Following the Massachusetts Licensed Site Professional program, SRRA establishes a licensing procedure for consultants and contractors to be certified as LSRPs and overseen by a licensing board.
In most cases New Jersey DEP will no longer be required or authorized to review and approve investigation and cleanup plans in advance, or to issue No Further Action letters and Covenants Not To Sue when cleanups have been wrapped up. Instead, LSRPs will determine the propriety and conclusion of investigations and cleanups, and will issue the final sign-off document, which is now to be known as a “Response Action Outcome” (“RAO”). LSRPs – rather than DEP – will determine the required amount of any financial assurance, and will determine when and to what extent the financial assurance can be reduced as a cleanup progresses.
Once the LSRP issues the RAO, the party conducting the cleanup will be deemed to have received a Covenant Not to Sue by operation of law. Following an LSRP’s issuance of an RAO, DEP will have three years to audit the LSRP’s work, though the bases for DEP to invalidate an RAO are limited.
By August 7, 2009, a temporary licensing program must be operational, and by November 7, DEP must issue interim rules for implementing the new law. Once the interim rules and temporary licensing program are in place, all new projects subject to the state’s cleanup laws – including transaction-triggered investigations and cleanups under the state’s Industrial Site Recovery Act – will be overseen by LSRPs rather than DEP, unless they fall into specific exceptions such as sites ranked most highly on a new ranking system to be established by DEP under the reform law.

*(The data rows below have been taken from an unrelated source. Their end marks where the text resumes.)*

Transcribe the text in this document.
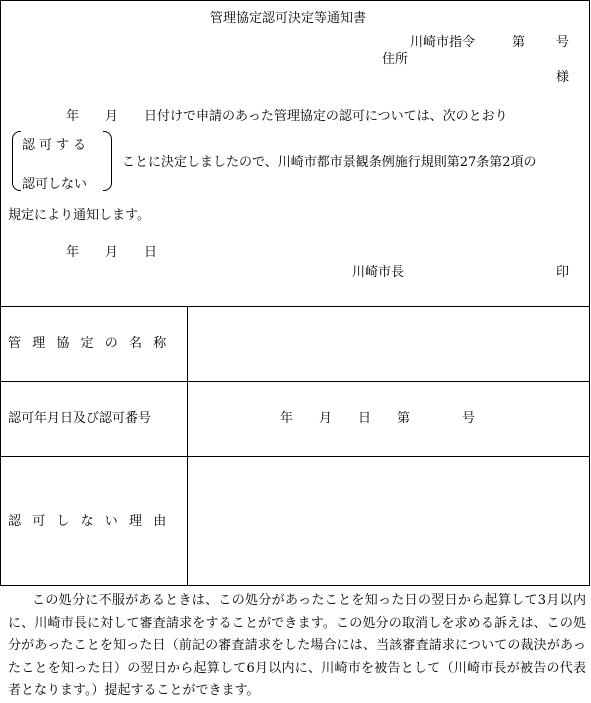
管理協定認可決定等通知書
川崎市指令	第 号
住所
様
年　　月　　日付けで申請のあった管理協定の認可については、次のとおり
認可する
認可しない
ことに決定しましたので、川崎市都市景観条例施行規則第27条第2項の
規定により通知します。
年　　月　　日
川崎市長	印
管理協定の名称
認可年月日及び認可番号	年　　月　　日　　第　　　　号
認可しない理由
この処分に不服があるときは、この処分があったことを知った日の翌日から起算して3月以内に、川崎市長に対して審査請求をすることができます。この処分の取消しを求める訴えは、この処分があったことを知った日（前記の審査請求をした場合には、当該審査請求についての裁決があったことを知った日）の翌日から起算して6月以内に、川崎市を被告として（川崎市長が被告の代表者となります。）提起することができます。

Parties currently under DEP oversight for existing cases will have up to three years to switch over to the LSRP program.
Pursuant to the reform law, DEP is directed to establish a permitting program for institutional and engineering controls, with specific financial assurance requirements. (New Jersey has not adopted the Uniform Environmental Covenants Act.)
The state’s innocent purchaser protections are modified so that LSRP-certified work is deemed equivalent to that overseen and approved by DEP.

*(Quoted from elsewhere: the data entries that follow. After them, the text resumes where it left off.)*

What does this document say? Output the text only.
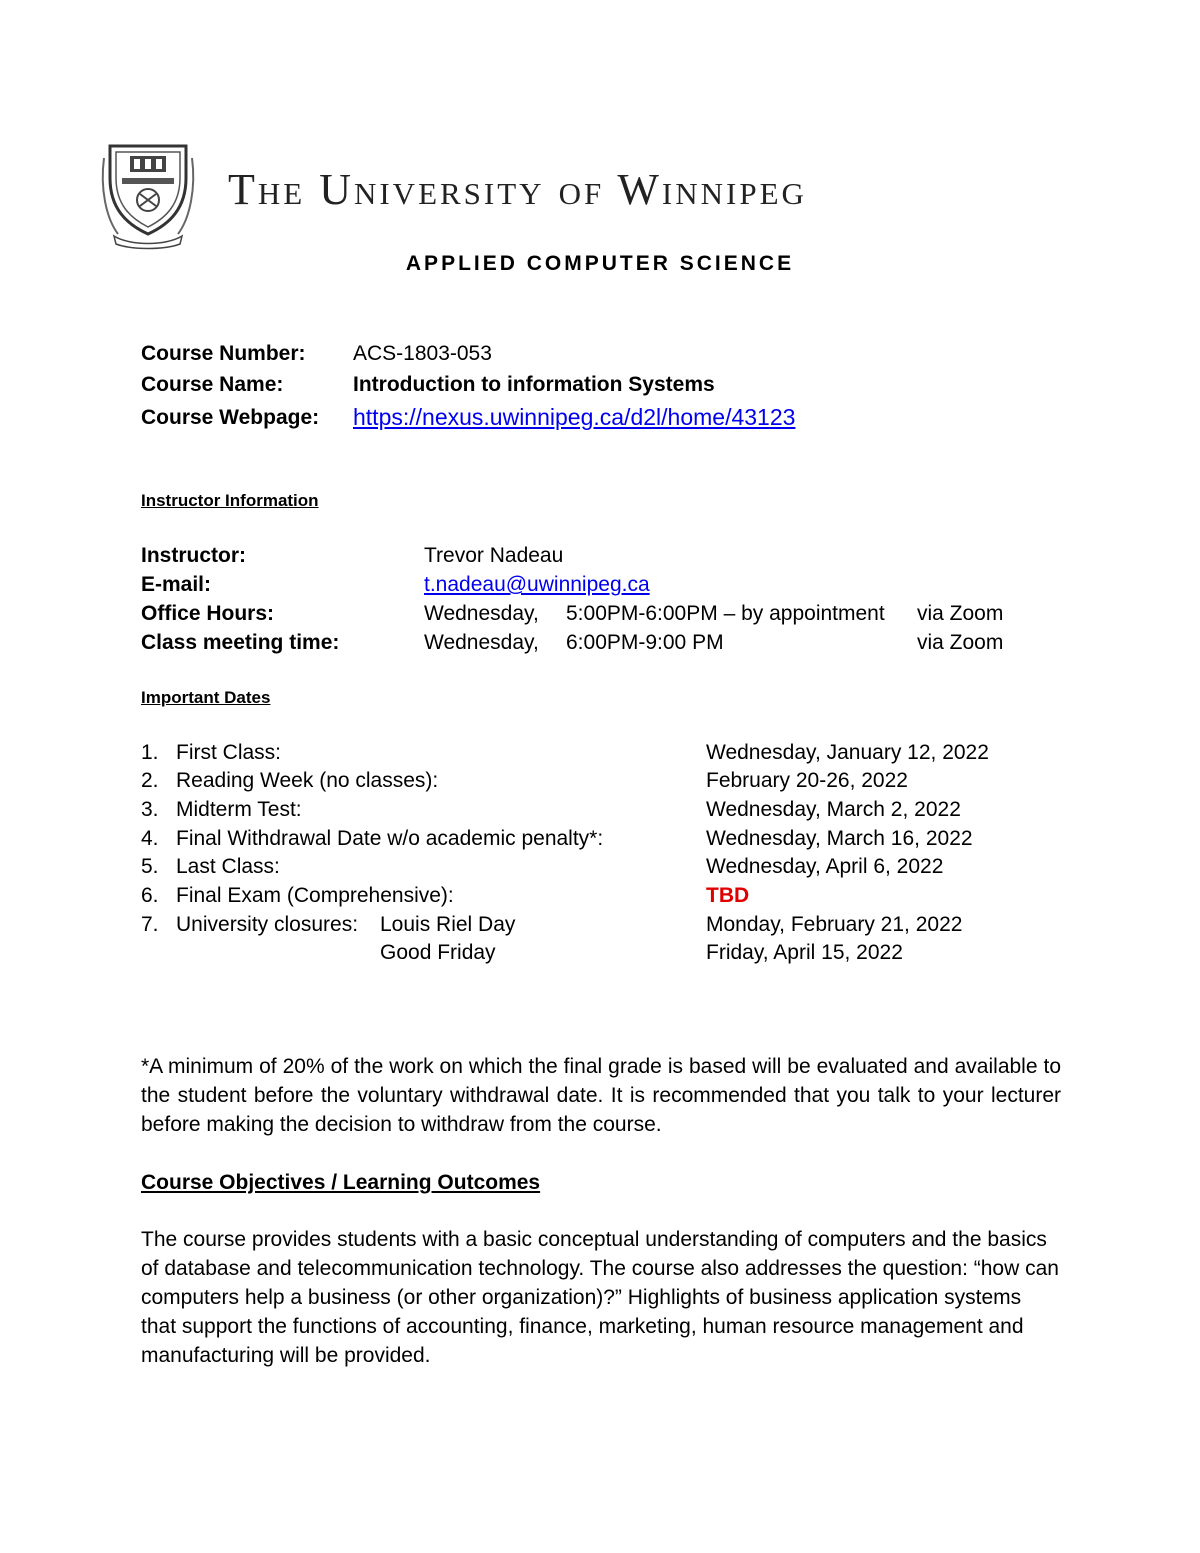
The University of Winnipeg
APPLIED COMPUTER SCIENCE
Course Number: ACS-1803-053
Course Name:	Introduction to information Systems
Course Webpage: https://nexus.uwinnipeg.ca/d2l/home/43123
Instructor Information
Instructor:	Trevor Nadeau
E-mail:	t.nadeau@uwinnipeg.ca
Office Hours:	Wednesday, 5:00PM-6:00PM – by appointment via Zoom
Class meeting time:	Wednesday, 6:00PM-9:00 PM	via Zoom
Important Dates
1. First Class:	Wednesday, January 12, 2022
2. Reading Week (no classes):	February 20-26, 2022
3. Midterm Test:	Wednesday, March 2, 2022
4. Final Withdrawal Date w/o academic penalty*:	Wednesday, March 16, 2022
5. Last Class:	Wednesday, April 6, 2022
6. Final Exam (Comprehensive):	TBD
7. University closures: Louis Riel Day	Monday, February 21, 2022
Good Friday	Friday, April 15, 2022
*A minimum of 20% of the work on which the final grade is based will be evaluated and available to the student before the voluntary withdrawal date. It is recommended that you talk to your lecturer before making the decision to withdraw from the course.
Course Objectives / Learning Outcomes
The course provides students with a basic conceptual understanding of computers and the basics of database and telecommunication technology. The course also addresses the question: “how can computers help a business (or other organization)?” Highlights of business application systems that support the functions of accounting, finance, marketing, human resource management and manufacturing will be provided.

DEP is directed to establish, within a year, “presumptive remedies” for cleanups of residential properties, schools and day care facilities. Such projects are to be cleaned up to unrestricted use standards, or pursuant to a presumptive remedy, with certain exceptions available on a case-by-case basis.
The reform law also alters reporting obligations in situations where spills and discharges are discovered. Until now, it has been the responsibility of a property owner or operator – not a third party such as a consultant or potential purchaser – to report discovery of contamination to DEP, except as to spills or discharges from regulated underground storage tank systems. Under SRRA, however, LSRPs will now have specific affirmative obligations to report knowledge of contamination directly to DEP in a variety of settings.
DEP has been gearing up for the new program. Aside from its current efforts in development of the interim rules and temporary licensing procedures, DEP is also in the process of developing standard operating procedures, applications, fees and forms, and guidance documents covering subjects such as mandatory timeframes and presumptive remedies.